Axelrod's strength is that he understood early that "turning the page" would be the animating theme in 2008. He caught the deeper rhythms of the campaign better than the competition. Where Axelrod falls short is on policy prescriptions. Like a lot of operatives, he doesn't think they're terribly important. But Obama's biggest cheers on the campaign trail come when he gets specific in explaining what he would do as president.

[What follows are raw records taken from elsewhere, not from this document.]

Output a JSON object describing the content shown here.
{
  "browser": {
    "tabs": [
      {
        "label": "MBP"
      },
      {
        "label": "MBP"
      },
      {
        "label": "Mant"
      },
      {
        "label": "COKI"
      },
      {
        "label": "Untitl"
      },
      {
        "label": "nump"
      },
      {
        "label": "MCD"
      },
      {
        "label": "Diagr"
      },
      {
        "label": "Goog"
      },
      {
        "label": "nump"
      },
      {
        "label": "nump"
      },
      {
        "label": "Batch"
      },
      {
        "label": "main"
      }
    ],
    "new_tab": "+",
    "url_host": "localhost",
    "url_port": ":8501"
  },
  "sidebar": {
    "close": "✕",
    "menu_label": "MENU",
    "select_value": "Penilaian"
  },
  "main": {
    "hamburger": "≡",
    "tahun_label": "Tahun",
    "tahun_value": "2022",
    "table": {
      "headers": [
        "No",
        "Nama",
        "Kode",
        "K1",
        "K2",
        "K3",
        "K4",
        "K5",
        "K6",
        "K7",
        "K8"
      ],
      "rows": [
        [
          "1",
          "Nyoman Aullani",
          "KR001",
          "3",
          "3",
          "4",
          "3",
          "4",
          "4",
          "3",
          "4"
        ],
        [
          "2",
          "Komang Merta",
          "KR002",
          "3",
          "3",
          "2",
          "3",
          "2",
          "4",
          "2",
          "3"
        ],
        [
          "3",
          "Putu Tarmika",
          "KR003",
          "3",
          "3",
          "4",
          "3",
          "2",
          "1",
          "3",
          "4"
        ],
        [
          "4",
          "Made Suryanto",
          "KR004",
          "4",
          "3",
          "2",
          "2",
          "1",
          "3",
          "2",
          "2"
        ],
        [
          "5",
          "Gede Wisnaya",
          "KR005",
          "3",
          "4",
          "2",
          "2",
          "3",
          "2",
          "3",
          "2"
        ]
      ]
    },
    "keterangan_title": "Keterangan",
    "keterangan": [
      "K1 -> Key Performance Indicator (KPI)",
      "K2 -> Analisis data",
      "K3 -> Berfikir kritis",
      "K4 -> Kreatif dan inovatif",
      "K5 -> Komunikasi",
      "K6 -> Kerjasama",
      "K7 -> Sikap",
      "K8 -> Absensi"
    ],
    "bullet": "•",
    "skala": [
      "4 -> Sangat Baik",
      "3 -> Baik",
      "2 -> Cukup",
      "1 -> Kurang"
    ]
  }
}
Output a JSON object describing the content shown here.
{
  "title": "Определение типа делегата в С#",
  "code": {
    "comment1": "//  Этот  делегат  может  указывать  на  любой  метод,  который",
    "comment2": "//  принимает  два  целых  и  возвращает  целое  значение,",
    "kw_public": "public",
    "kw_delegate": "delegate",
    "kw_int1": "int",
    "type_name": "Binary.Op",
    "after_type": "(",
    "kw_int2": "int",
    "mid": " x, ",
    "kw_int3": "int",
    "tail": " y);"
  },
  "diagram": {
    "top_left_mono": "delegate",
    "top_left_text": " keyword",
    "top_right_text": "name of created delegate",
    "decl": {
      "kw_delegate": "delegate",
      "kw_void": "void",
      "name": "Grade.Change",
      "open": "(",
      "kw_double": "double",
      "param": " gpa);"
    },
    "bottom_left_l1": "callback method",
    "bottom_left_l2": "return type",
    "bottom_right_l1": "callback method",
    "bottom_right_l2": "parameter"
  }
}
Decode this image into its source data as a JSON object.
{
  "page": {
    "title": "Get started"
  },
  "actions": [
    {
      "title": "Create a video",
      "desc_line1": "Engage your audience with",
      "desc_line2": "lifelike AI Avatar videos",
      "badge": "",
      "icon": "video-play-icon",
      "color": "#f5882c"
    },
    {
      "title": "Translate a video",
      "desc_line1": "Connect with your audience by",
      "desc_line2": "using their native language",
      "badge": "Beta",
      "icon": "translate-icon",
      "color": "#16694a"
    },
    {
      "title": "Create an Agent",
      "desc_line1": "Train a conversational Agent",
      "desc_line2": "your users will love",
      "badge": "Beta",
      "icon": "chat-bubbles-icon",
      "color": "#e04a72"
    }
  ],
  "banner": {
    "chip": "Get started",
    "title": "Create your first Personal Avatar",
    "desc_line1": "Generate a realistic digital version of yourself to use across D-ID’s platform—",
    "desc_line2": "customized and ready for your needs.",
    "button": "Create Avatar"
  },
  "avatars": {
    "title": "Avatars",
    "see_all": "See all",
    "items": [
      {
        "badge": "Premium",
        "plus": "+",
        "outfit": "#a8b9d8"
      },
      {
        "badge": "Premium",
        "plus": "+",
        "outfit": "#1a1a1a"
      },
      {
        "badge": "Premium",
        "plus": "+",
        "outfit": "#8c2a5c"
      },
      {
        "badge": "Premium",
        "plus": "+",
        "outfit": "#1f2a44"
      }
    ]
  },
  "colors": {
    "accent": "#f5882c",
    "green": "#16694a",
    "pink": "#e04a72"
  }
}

Hillary owed her New Hampshire victory to a new emotional connection, a backlash among women and the truckload of last-minute distortions dumped by the Clintons on Obama (on everything from abortion to the Iraq War). But the endless list of specifics that have led Hillary to be dubbed the "laundry lady" was also a factor. It was not a good sign for Obama that Penn & Co., recognizing Hillary's advantage among working-class voters, beat him to the punch last week in outlining an economic-stimulus package.
Penn and Axelrod dislike each other. Penn goes for condescension, arguing that Axelrod is running a professorial Adlai Stevenson-style campaign, disconnected from the core interests of voters. Axelrod considers Penn the embodiment of everything that's wrong with the Democratic Party. They may both be right, though that doesn't take us any closer to which of their bosses will win.